Walking Environment and Speed Differentially Change More Affected Limb Dynamic Motor Control in Children With Cerebral Palsy
Stephanie N. Mace, Joseph W. Harrington, Vivek Dutt, Brian A. Knarr, David C. KingstonBackground:
Children with cerebral palsy (CP) have impaired motor and simplified neuromuscular control during walking. Surgical interventions, conventional therapies, and real-time biofeedback result in minimal improvements in muscle synergies, highlighting the need for new strategies to enhance motor control.
Objective:
To assess how neuromuscular control of the more-affected limb is acutely affected across walking environments and speeds for children with CP.
Method:
Eight children with CP (5 males and 3 females; age: 12.58 ± 3.91 years; height: 1.52 ± 0.20 m; and weight: 54.55 ± 30.83 kg) and 15 typically developing children had 8 surface EMG sensors on the lower limbs. Muscle synergies were calculated with non-negative matrix factorization to define dynamic motor control during walking (walk-DMC) for overground, conventional treadmill, and aquatic treadmill walking.
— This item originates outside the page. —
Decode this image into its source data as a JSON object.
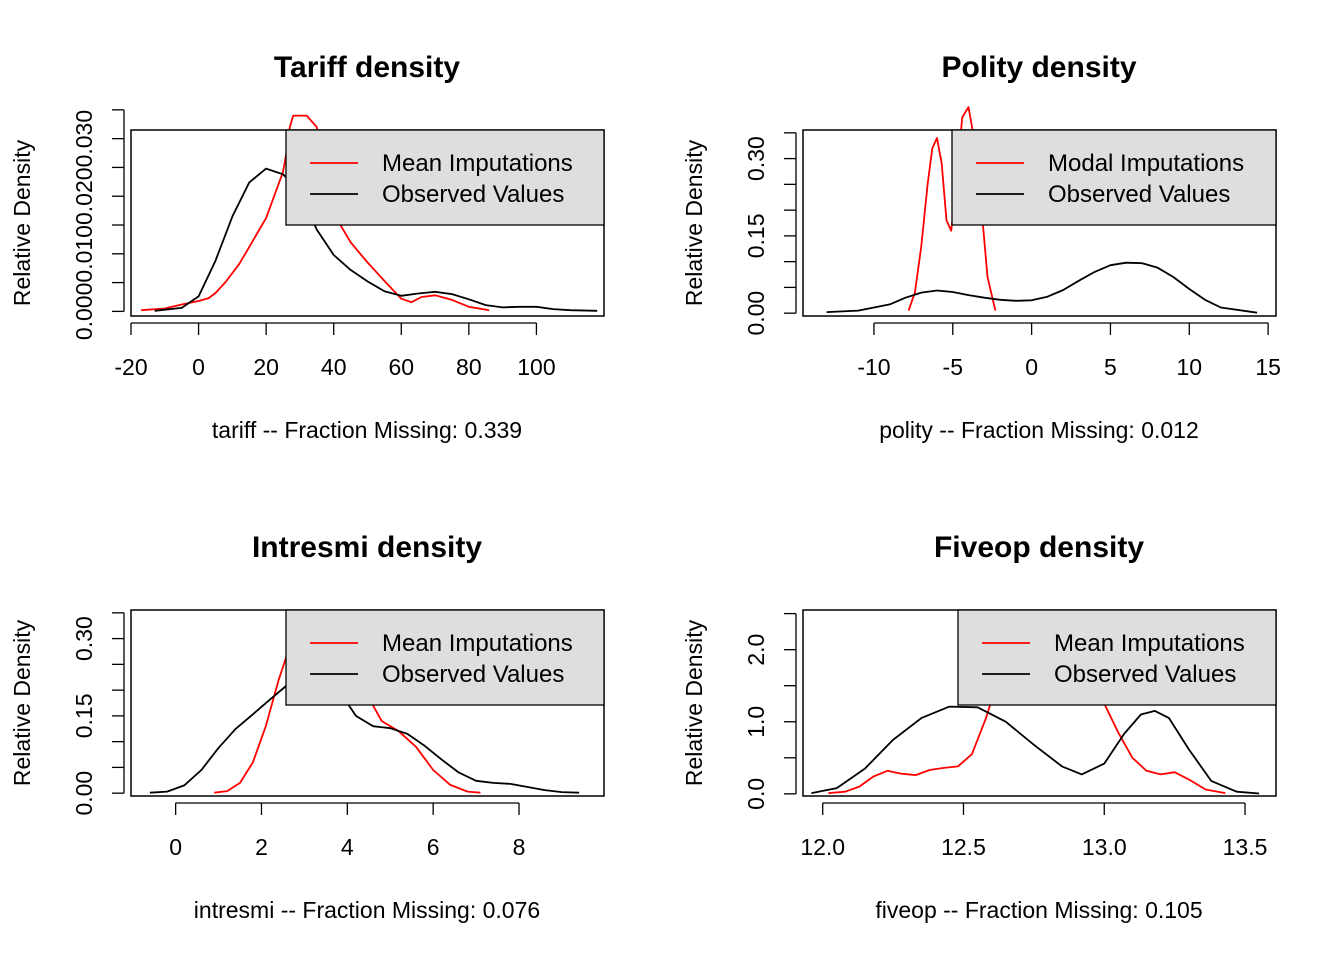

We compared walk-DMC across environment and speed conditions (slow, normal, and fast) for the more-affected limb.
Results:
Main effects of the aquatic environment and the slow walking speed acutely increased walk-DMC in children with CP, indicating increased neuromuscular complexity. Neither conventional treadmill nor overground environments significantly impacted walk-DMC scores.
Conclusions:
Walk-DMC was sensitive to acute changes in the walking environment and speed in children with CP. These findings offer new perspectives on walking rehabilitation by accounting for the interplay between task demands and motor function. However, future studies should investigate repeated exposures to aquatic gait rehabilitation environments, particularly aquatic treadmill training and slow walking speeds.